ELIZABETH EMBACH . I am the wife of John Embach, a baker, of 60, Neal Street, Long Acre, a few doors from the prisoner; I know him by sight—on 13th January, a man who I knew by sight, but whose name I did not know, brought a parcel to me which he said was from Hoffman—it was covered with this sack—the man used frequently to come to our shop from the prisoner for bread—I never heard his name mentioned—he left the parcel with me, and Webber fetched it about 9 p.m.—he is a servant of the prisoner—some weeks before this a square box was left with me, which I have ascertained contained a sewing machine—Hoffman left it, I believe—I gave it to Inspector Conquest, and it was taken away after the bag was taken.

Cross-examined. I have known the prisoner eight or ten years, and consider him a respectable man—he has complained of things being stolen, he has not brought other things to me—I never heard anything against his character—he had another public-house before this for a year or two—I do not know whether that was his own, or whether he was a servant in it.

JOHN EMBACH . I am the husband of the last witness—I saw this sack at my house, and saw the head of a fiddle poking out at the top.

Cross-examined. I have known the prisoner ten or twelve years—I never heard anything against him—I have known him keeping public-houses for ten years—I knew him at four houses—I knew he had a license at the last, and I believe he had at others—he complained of things being stolen from his place; a week or a fortnight before he lost several sheets and towels.

THOMAS ARTHUR SHEPHERD . I am housekeeper to Eastlake, Fisher, and Co., 73, Aldermanbury—on l«5th January, between four and five p.m., I left their place with a truck with parcels of leather in it, and an invoice in one of them—I delivered some goods to J. S. Deeds, in Oxford Street, and when I came out about forty minutes past four the parcel of skins in which the invoice was gone—this is the invoice.

JOHN PADDINGTON . I am a carman employed by Davis, the sewing-machine people—on 15th October I took a number of machines to deliver to customers; this is one of them—I had to deliver goods in Bedford Square, leaving it in the closed van, and when I came out it was gone.

Cross-examined. I was driving; there was no boy.

Evidence in Reply.

JOHN CONQUEST (Re-examined). I have known the prisoner for the last five or six years; he has been under my observation a considerable time, and has been seen in the company of thieves—I found some stolen bonds of 1871 in a drawer behind his bar; there is a warrant out against him from the Excise because he did not pay the fine.

Cross-examined. There is no conviction of felony against him; I have not charged him with any offence till now, nor has he been charged, to

my knowledge—I received a communication from the French Police that the bonds were stolen.

Re-examined. We have not been able to get sufficient evidence to charge him.

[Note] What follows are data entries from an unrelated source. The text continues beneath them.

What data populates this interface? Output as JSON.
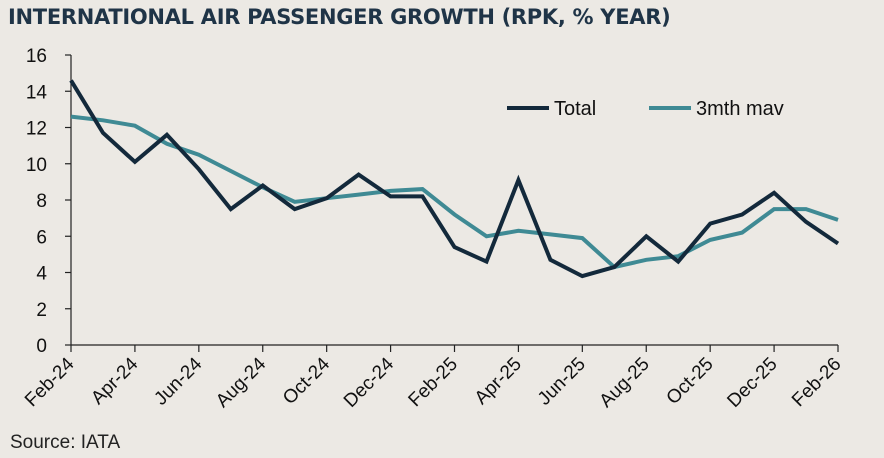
{
  "title": "INTERNATIONAL AIR PASSENGER GROWTH (RPK, % YEAR)",
  "source": "Source: IATA",
  "colors": {
    "total": "#13293b",
    "mav": "#3f8a94",
    "background": "#ece9e4",
    "axis": "#222222"
  },
  "chart_data": {
    "type": "line",
    "title": "INTERNATIONAL AIR PASSENGER GROWTH (RPK, % YEAR)",
    "x": [
      "Feb-24",
      "Mar-24",
      "Apr-24",
      "May-24",
      "Jun-24",
      "Jul-24",
      "Aug-24",
      "Sep-24",
      "Oct-24",
      "Nov-24",
      "Dec-24",
      "Jan-25",
      "Feb-25",
      "Mar-25",
      "Apr-25",
      "May-25",
      "Jun-25",
      "Jul-25",
      "Aug-25",
      "Sep-25",
      "Oct-25",
      "Nov-25",
      "Dec-25",
      "Jan-26",
      "Feb-26"
    ],
    "x_tick_labels": [
      "Feb-24",
      "Apr-24",
      "Jun-24",
      "Aug-24",
      "Oct-24",
      "Dec-24",
      "Feb-25",
      "Apr-25",
      "Jun-25",
      "Aug-25",
      "Oct-25",
      "Dec-25",
      "Feb-26"
    ],
    "y_ticks": [
      0,
      2,
      4,
      6,
      8,
      10,
      12,
      14,
      16
    ],
    "ylim": [
      0,
      16
    ],
    "grid": false,
    "legend_position": "top-right",
    "series": [
      {
        "name": "Total",
        "color": "#13293b",
        "values": [
          14.6,
          11.7,
          10.1,
          11.6,
          9.7,
          7.5,
          8.8,
          7.5,
          8.1,
          9.4,
          8.2,
          8.2,
          5.4,
          4.6,
          9.1,
          4.7,
          3.8,
          4.3,
          6.0,
          4.6,
          6.7,
          7.2,
          8.4,
          6.8,
          5.6
        ]
      },
      {
        "name": "3mth mav",
        "color": "#3f8a94",
        "values": [
          12.6,
          12.4,
          12.1,
          11.1,
          10.5,
          9.6,
          8.7,
          7.9,
          8.1,
          8.3,
          8.5,
          8.6,
          7.2,
          6.0,
          6.3,
          6.1,
          5.9,
          4.3,
          4.7,
          4.9,
          5.8,
          6.2,
          7.5,
          7.5,
          6.9
        ]
      }
    ]
  }
}
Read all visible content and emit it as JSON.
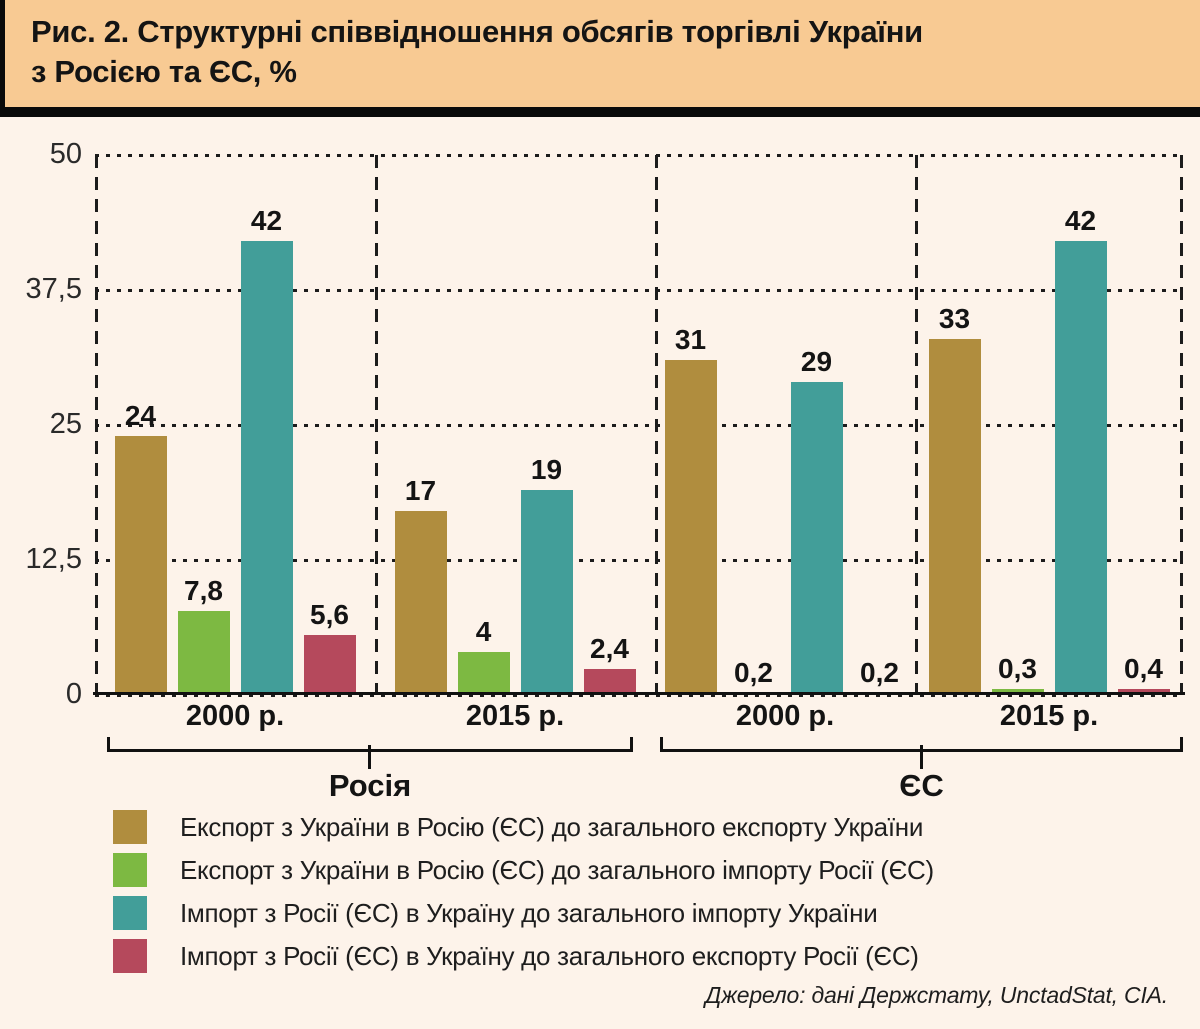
{
  "header": {
    "title_line1": "Рис. 2. Структурні співвідношення обсягів торгівлі України",
    "title_line2": "з Росією та ЄС, %"
  },
  "colors": {
    "header_bg": "#f8ca93",
    "page_bg": "#fdf3ea",
    "line_black": "#111111"
  },
  "chart_data": {
    "type": "bar",
    "title": "Структурні співвідношення обсягів торгівлі України з Росією та ЄС, %",
    "ylim": [
      0,
      50
    ],
    "yticks": [
      {
        "value": 50,
        "label": "50"
      },
      {
        "value": 37.5,
        "label": "37,5"
      },
      {
        "value": 25,
        "label": "25"
      },
      {
        "value": 12.5,
        "label": "12,5"
      },
      {
        "value": 0,
        "label": "0"
      }
    ],
    "grid": "dotted-horizontal, dashed-vertical-group-dividers",
    "legend_position": "bottom-left",
    "series": [
      {
        "name": "Експорт з України в Росію (ЄС) до загального експорту України",
        "color": "#b08d3e"
      },
      {
        "name": "Експорт з України в Росію (ЄС) до загального імпорту Росії (ЄС)",
        "color": "#7db942"
      },
      {
        "name": "Імпорт з Росії (ЄС) в Україну до загального імпорту України",
        "color": "#429e99"
      },
      {
        "name": "Імпорт з Росії (ЄС) в Україну до загального експорту Росії (ЄС)",
        "color": "#b5495c"
      }
    ],
    "regions": [
      {
        "label": "Росія",
        "groups": [
          {
            "label": "2000 р.",
            "values": [
              24,
              7.8,
              42,
              5.6
            ],
            "value_labels": [
              "24",
              "7,8",
              "42",
              "5,6"
            ]
          },
          {
            "label": "2015 р.",
            "values": [
              17,
              4,
              19,
              2.4
            ],
            "value_labels": [
              "17",
              "4",
              "19",
              "2,4"
            ]
          }
        ]
      },
      {
        "label": "ЄС",
        "groups": [
          {
            "label": "2000 р.",
            "values": [
              31,
              0.2,
              29,
              0.2
            ],
            "value_labels": [
              "31",
              "0,2",
              "29",
              "0,2"
            ]
          },
          {
            "label": "2015 р.",
            "values": [
              33,
              0.3,
              42,
              0.4
            ],
            "value_labels": [
              "33",
              "0,3",
              "42",
              "0,4"
            ]
          }
        ]
      }
    ]
  },
  "source": "Джерело: дані Держстату, UnctadStat, CIA."
}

THOMAS BOWDEN (Re-examined). I first knew the prisoner as a companion of thieves and prostitutes, at the Booth's Head, Charing Cross Road—no license was granted—his brother-in-law took the house, and he was put in as manager—a man named Deverell was summoned and fined for keeping a disorderly house, and harbouring thieves.

Cross-examined. The prisoner was not summoned—a man named Muller took a public-house, and put the prisoner in as manager, and Muller was summoned for serving drink on a Sunday, and I traced eight £5 notes to Hoffman, stolen by a prostitute—he then took a temperance house, The Shades, in Victoria Street, Westminster, and was summoned for selling beer without a license—I have no animosity against him—Mark Van Roller, a German Jew, who was convicted, and had fifteen years, was one of his companions—I have drunk with him frequently in the execution of my duty—I do not know of any convictions against him in England.

GUILTY of Receiving.— Eighteen Months' Hard Labour.

There were two other indictments against the Prisoner.